O juro médio do crédito consignado privado chegou a 59,4% ao ano em fevereiro, o maior desde o início da série histórica, em 2011. Em 12 meses, a alta foi de 18,5 p.p., ou 45,4%. Dados são do Banco Central.
A escalada ocorre em ambiente de inflação alta e selic em 13,75% ao ano. O BC aponta que o custo do crédito reflete a tendência de altas taxas no mercado financeiro, que impactam as instituições e os clientes.
A taxa média de juros do crédito consignado privado ficou em 59,4% em fevereiro, ante 40,9% em fevereiro de 2025. O avanço é ligado ao aumento da taxa de juros de referência e do custo de funding das instituições.

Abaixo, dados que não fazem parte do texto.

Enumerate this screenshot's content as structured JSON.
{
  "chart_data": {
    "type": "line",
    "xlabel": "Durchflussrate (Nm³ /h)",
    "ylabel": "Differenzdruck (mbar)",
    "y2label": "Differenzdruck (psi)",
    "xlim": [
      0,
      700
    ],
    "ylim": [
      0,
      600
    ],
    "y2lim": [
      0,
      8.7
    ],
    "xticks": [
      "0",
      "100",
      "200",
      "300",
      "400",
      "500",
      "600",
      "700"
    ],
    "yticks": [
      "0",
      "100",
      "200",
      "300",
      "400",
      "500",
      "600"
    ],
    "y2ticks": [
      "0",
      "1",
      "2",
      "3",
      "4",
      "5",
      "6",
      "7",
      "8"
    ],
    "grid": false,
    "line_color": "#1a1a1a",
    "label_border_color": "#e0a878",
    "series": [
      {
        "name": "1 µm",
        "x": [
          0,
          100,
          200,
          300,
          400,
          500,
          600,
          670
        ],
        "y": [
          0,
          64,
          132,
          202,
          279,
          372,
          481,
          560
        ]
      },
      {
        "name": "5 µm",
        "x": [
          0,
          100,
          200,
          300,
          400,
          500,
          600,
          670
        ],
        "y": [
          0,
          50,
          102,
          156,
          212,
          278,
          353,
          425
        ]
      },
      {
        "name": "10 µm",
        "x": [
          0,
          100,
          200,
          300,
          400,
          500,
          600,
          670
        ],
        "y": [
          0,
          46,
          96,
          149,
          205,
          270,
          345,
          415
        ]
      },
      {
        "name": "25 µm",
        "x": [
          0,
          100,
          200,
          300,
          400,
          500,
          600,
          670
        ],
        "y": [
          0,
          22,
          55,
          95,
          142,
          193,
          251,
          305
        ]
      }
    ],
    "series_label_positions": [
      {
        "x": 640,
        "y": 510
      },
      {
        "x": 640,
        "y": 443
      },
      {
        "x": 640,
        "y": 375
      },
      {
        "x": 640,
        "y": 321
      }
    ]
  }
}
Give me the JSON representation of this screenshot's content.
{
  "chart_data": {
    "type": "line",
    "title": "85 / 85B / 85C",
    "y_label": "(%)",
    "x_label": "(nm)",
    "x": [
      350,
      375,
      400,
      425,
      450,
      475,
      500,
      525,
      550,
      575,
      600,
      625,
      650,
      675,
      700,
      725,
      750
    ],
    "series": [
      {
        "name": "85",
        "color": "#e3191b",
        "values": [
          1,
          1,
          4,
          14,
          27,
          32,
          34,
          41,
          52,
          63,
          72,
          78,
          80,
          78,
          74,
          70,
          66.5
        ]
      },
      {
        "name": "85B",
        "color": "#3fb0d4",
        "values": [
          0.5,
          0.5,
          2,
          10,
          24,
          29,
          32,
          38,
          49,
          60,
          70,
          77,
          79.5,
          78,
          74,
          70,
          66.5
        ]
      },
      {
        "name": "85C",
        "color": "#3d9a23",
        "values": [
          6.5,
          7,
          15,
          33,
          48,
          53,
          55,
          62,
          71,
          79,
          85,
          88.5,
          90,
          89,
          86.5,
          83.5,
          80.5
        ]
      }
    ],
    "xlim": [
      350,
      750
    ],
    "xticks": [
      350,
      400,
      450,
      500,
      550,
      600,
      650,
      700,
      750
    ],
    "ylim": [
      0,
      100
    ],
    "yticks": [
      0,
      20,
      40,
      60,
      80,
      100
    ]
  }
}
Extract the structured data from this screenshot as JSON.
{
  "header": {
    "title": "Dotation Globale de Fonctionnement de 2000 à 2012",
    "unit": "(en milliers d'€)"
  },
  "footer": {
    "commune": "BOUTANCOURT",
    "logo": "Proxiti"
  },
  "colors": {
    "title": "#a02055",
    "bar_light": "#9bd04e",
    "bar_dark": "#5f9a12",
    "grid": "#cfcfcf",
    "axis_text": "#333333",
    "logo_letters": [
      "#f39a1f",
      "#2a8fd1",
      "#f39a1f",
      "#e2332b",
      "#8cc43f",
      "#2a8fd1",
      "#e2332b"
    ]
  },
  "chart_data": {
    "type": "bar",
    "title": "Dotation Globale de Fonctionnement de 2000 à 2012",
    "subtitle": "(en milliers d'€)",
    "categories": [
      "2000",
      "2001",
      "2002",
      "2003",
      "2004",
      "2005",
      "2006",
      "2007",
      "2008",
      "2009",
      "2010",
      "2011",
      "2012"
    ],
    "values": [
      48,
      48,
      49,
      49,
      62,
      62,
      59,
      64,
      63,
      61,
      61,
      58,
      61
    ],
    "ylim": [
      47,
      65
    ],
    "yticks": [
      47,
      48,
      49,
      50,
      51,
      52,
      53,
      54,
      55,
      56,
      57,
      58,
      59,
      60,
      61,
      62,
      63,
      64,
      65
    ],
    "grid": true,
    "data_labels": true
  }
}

A inflação oficial, medida pelo IPCA, acumula 6,2% nos 12 meses até fevereiro, puxada por alimentos, energia e transporte. O BC elevou a taxa básica para conter a alta de preços.
Inadimplência e impactos
A inadimplência do crédito consignado privado atingiu 3,2% em fevereiro, o maior nível desde 2018. Especialistas apontam pressão maior sobre famílias e menor disponibilidade de crédito no curto prazo.
Especialistas indicam que custos maiores do crédito reduzem o poder de compra e podem aumentar a inadimplência. Empresas podem congelar investimentos diante dos juros elevados.
O BC projeta continuidade do movimento de altas nos juros do consignado nos meses seguintes, alinhado à trajetória das taxas de mercado. Consumidores devem acompanhar condições de crédito com atenção.